Architecture at a Glance¶

Tryll is a C++ TCP server that runs small language models on the user's own machine and exposes them to games and apps through a binary protocol. This page is the ten-minute mental model: what runs where, what owns what, and what the hot path looks like when a user hits "send".

Every other concept page zooms into one layer of this picture. Read this one first.

The five layers¶

flowchart TB
    subgraph Client["Client process (your game / app / script)"]
        CL["tryll-client<br>(C++ / Python / Unreal)"]
    end
    subgraph Server["tryll-server process"]
        S[Session<br>one per TCP connection]
        A[Agent<br>one per CreateAgent]
        G[Graph<br>nodes + routes]
        M[Model pool<br>shared models &amp; KV caches]
    end
    subgraph Hardware["Local hardware"]
        HW[CPU / GPU<br>llama.cpp · ONNX · WindowsML]
    end
    CL -- "TCP :9100<br>FlatBuffers framing" --> S
    S --> A
    A --> G
    G --> M
    M --> HW

The server is a single C++ process. One instance, many clients. It runs small language models on-device through llama.cpp and uses USearch for vector search; everything else — the workflow engine, the wire protocol, logging — is built inside the server.
A session is one TCP connection. It owns the client's agents, string storages, and embedded string storages. When the socket closes, everything in the session goes with it.
An agent is one conversation. It carries its own workflow graph, its own dialog history, and its own default model. A single session can own several agents in parallel.
The graph is a set of nodes wired by exit routes. The agent walks it once per user turn — see Workflows, Graphs, and Nodes.
Models are loaded once per process by the server and shared across every agent that needs them. The KV cache, by contrast, is per-node, because each node sees a different slice of the dialog.

One turn end to end¶

The hot path when a user sends a message:

sequenceDiagram
    participant C as Client
    participant S as Server
    participant A as Agent
    participant N as Node (e.g. Generate)
    participant M as Model

    C->>S: SendMessageRequest(text)
    S->>A: dispatch to the agent
    A->>N: execute current node
    N->>M: generate / stream tokens
    M-->>N: tokens
    N-->>S: AnswerText(delta, is_final=false)
    S-->>C: AnswerText frame
    Note over N,M: repeats until stop
    N-->>A: exit route (default / found / …)
    A->>A: follow route to next node or END
    A-->>S: TurnComplete(status)
    S-->>C: TurnComplete frame

A turn is always atomic at the agent level. A second SendMessage for the same agent while a turn is live is rejected with 3001; in-flight work keeps running.

Concurrency, in one line¶

Turns on one session run serially — if agent A is mid-turn, agent B on the same session waits. Inference is serialised across the whole server, because there is only one GPU / CPU to talk to. Non-inference work (routing, retrieval, pattern checks) can happen in parallel.

The wire protocol¶

Clients speak to the server over TCP (default port 9100) using length-prefixed FlatBuffers messages. The shape every message takes — and the end-to-end session flow — is documented in Wire Protocol.
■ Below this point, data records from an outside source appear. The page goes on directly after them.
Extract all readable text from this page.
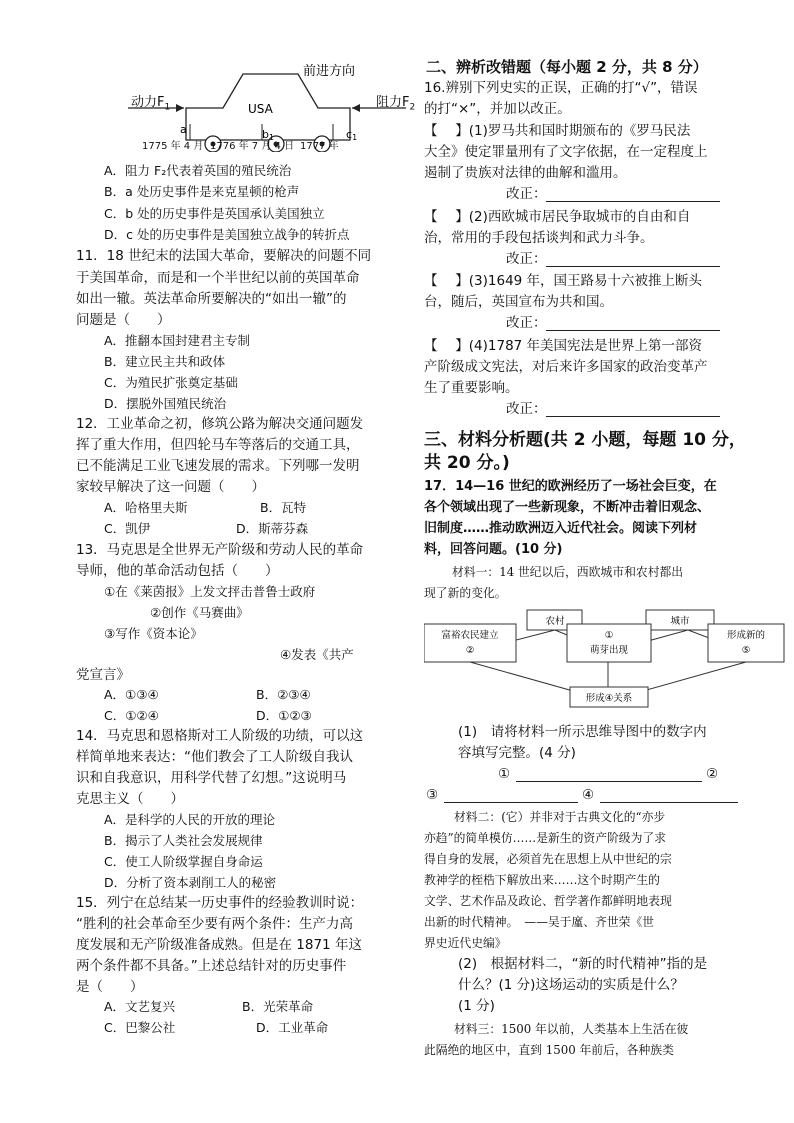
前进方向
USA
a	b1	c1
动力$F_1$	阻力$F_2$
1775 年 4 月 1776 年 7 月 4 日 1777 年
A．阻力 F₂代表着英国的殖民统治
B．a 处历史事件是来克星顿的枪声
C．b 处的历史事件是英国承认美国独立
D．c 处的历史事件是美国独立战争的转折点
11．18 世纪末的法国大革命，要解决的问题不同
于美国革命，而是和一个半世纪以前的英国革命
如出一辙。英法革命所要解决的“如出一辙”的
问题是（　　）
A．推翻本国封建君主专制
B．建立民主共和政体
C．为殖民扩张奠定基础
D．摆脱外国殖民统治
12．工业革命之初，修筑公路为解决交通问题发
挥了重大作用，但四轮马车等落后的交通工具，
已不能满足工业飞速发展的需求。下列哪一发明
家较早解决了这一问题（　　）
A．哈格里夫斯	B．瓦特
C．凯伊	D．斯蒂芬森
13．马克思是全世界无产阶级和劳动人民的革命
导师，他的革命活动包括（　　）
①在《莱茵报》上发文抨击普鲁士政府
②创作《马赛曲》
③写作《资本论》
④发表《共产
党宣言》
A．①③④	B．②③④
C．①②④	D．①②③
14．马克思和恩格斯对工人阶级的功绩，可以这
样简单地来表达：“他们教会了工人阶级自我认
识和自我意识，用科学代替了幻想。”这说明马
克思主义（　　）
A．是科学的人民的开放的理论
B．揭示了人类社会发展规律
C．使工人阶级掌握自身命运
D．分析了资本剥削工人的秘密
15．列宁在总结某一历史事件的经验教训时说：
“胜利的社会革命至少要有两个条件：生产力高
度发展和无产阶级准备成熟。但是在 1871 年这
两个条件都不具备。”上述总结针对的历史事件
是（　　）
A．文艺复兴	B．光荣革命
C．巴黎公社	D．工业革命
二、辨析改错题（每小题 2 分，共 8 分）
16.辨别下列史实的正误，正确的打“√”，错误
的打“×”，并加以改正。
【　 】(1)罗马共和国时期颁布的《罗马民法
大全》使定罪量刑有了文字依据，在一定程度上
遏制了贵族对法律的曲解和滥用。
改正：
【　 】(2)西欧城市居民争取城市的自由和自
治，常用的手段包括谈判和武力斗争。
改正：
【　 】(3)1649 年，国王路易十六被推上断头
台，随后，英国宣布为共和国。
改正：
【　 】(4)1787 年美国宪法是世界上第一部资
产阶级成文宪法，对后来许多国家的政治变革产
生了重要影响。
改正：
三、材料分析题(共 2 小题，每题 10 分，
共 20 分。)
17．14—16 世纪的欧洲经历了一场社会巨变，在
各个领域出现了一些新现象，不断冲击着旧观念、
旧制度……推动欧洲迈入近代社会。阅读下列材
料，回答问题。(10 分)
材料一：14 世纪以后，西欧城市和农村都出
现了新的变化。
农村	城市
富裕农民建立
②
①
萌芽出现
形成新的
⑤
形成④关系
(1)　请将材料一所示思维导图中的数字内
容填写完整。(4 分)
①	②
③	④
材料二：(它）并非对于古典文化的“亦步
亦趋”的简单模仿……是新生的资产阶级为了求
得自身的发展，必须首先在思想上从中世纪的宗
教神学的桎梏下解放出来……这个时期产生的
文学、艺术作品及政论、哲学著作都鲜明地表现
出新的时代精神。　——吴于廑、齐世荣《世
界史近代史编》
(2)　根据材料二，“新的时代精神”指的是
什么？(1 分)这场运动的实质是什么？
(1 分)
材料三：1500 年以前，人类基本上生活在彼
此隔绝的地区中，直到 1500 年前后，各种族类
The session lifecycle, in one line:

SessionReady → ConfigureSession → (CreateStringStorage…)* → CreateAgent → SendMessage …

The first three client libraries (C++, Python, Unreal) are thin wrappers over this protocol. Nothing else special happens on the client side — the intelligence lives in the server.

Why it is shaped this way¶

Three product constraints drove the split:

On-device. A game or tool that wants a local model cannot afford a Python runtime or a separate inference microservice per platform. A single C++ server binary plus tiny clients keeps every integration small.
Workflow over prompt. Turning a raw model into useful behaviour (RAG, guardrails, tool calls, canned refusals, …) needs composition. Tryll makes the composition first-class by giving you a graph instead of a prompt template.
Shared, not duplicated, compute. Models are big, KV caches are bigger. The server loads each model once and lets every agent share it; evict rules are explicit (model management).

Edges and pitfalls¶

A session is owned by its socket. If the TCP connection drops, the server destroys every agent and storage created through it. Client libraries surface this as a connection-changed event — reconnect and re-create what you need.
A KV cache is per node, not per agent. Two nodes in the same graph that use the same model still have separate caches; that is intentional, because they see different prompt prefixes. See Projection and Token Budgets.
The server never runs user-supplied code. Tool calls are detection-only — see Tool Calling.